Warum selbst ein schlichtes 1:2 zwischen Bayer Leverkusen und Bayern München ein tolles Spiel sein kann. Neun gute Gründe  ■ VonChristoph Biermann aus Leverkusen

Gutes Spiel das! Und das zu sagen gibt es neun gute Gründe. Hier sind sie.

1. Hin und her: Ständig ging es hin und her. Auf dem Notizblock sind fast zwanzig Torchancen verzeichnet, was enorm viel ist. Der Anteil beider Mannschaften daran war ausgeglichen. Drei Chancen wurden verwandelt, was dann allerdings nicht so viel ist.

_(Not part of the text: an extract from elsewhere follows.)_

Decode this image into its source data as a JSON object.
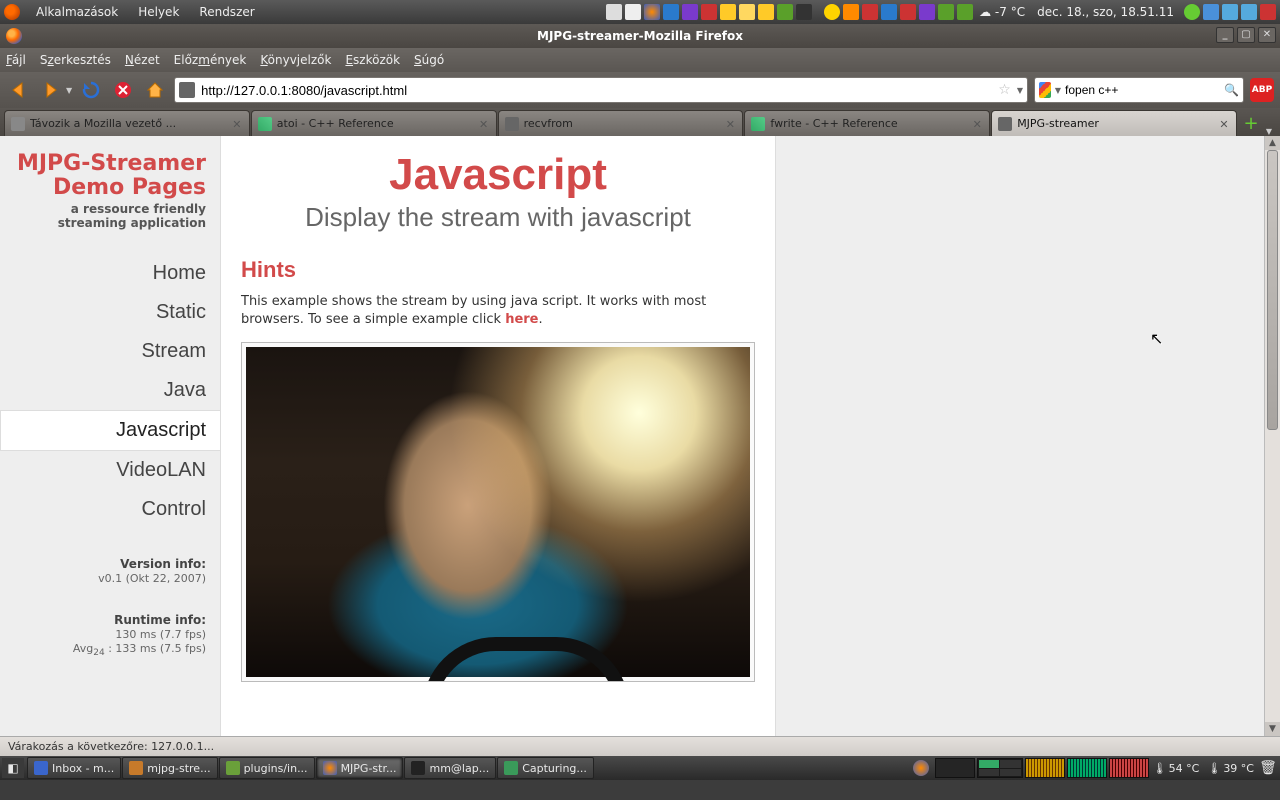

2. Wegmann, Jürgen: Das Spiel hatte in Leverkusens Stürmer Ulf Kirsten einen Tragöden. Seit vier Monaten schon hat der kein Tor mehr geschossen und in der Zwischenzeit manch beste Chance versemmelt. Gegen Bayern hatte er eine, die war sogar allerbestens. Aber in jenem Moment, so wußte sein Trainer Ribbeck hinterher zu berichten, hatte der verzauberte Torjäger plötzlich das Gefühl, er würde sechs Meter vom Tor entfernt von einem Gegner bedrängt. Dabei war er ganz allein – und schoß doch weit übers Tor. Außerdem traf er später noch an den Innenpfosten, wo dem Kopfball wirklich nur Millimeter fehlten, um ins Tor zu springen. Irgendwann knickte Kirsten mit dem Fußgelenk um, und in der 72. Minute mußte er ausgetauscht werden. Was an die Sentenz des großen Torjägers und Fußballphilosophen Jürgen Wegmann erinnerte: „Erst hast du kein Glück, und dann kommt auch noch Pech dazu!“ Ein Satz, der immer wieder als Beweisstück der Dummheit von Fußballern herangezogen wird, in Wirklichkeit aber durch seine Weisheit besticht.

3. Generator: Beim FC Bayern fehlten Scholl, Sforza, Zickler, Hamann und Strunz, was gar nicht richtig auffiel. Bei Leverkusen fehlten die Verteidiger Wörns und Happe, was ganz schön auffiel und allerlei Defensivaktionen wie von einem Zufallsgenerator gelenkt erscheinen ließen.

4. Heroenfußball: Daß Borussia Dortmund Heroenfußball spielt, hat uns Volker Finke, dem wir immer gerne zuhören, neulich gesagt. Für Bayern gilt das wohl auch. Und der größte Heroe heißt Lothar Matthäus. Das erstens sowieso und zweitens gerade jetzt, weil er sich durch Wüsten des Schmerzes wieder an seine eigene Leistungsfähigkeit herankämpft. In Leverkusen schoß er am Samstag den Siegtreffer. Sein letztes Bundesligator hatte er am 26. November 1994 ebenfalls in Leverkusen erzielt, und ein Jahr zuvor wiederum ebendort ein „Tor des Jahres“. Was sagt uns das? Nichts! Aber eine schöne Geschichte ist es doch.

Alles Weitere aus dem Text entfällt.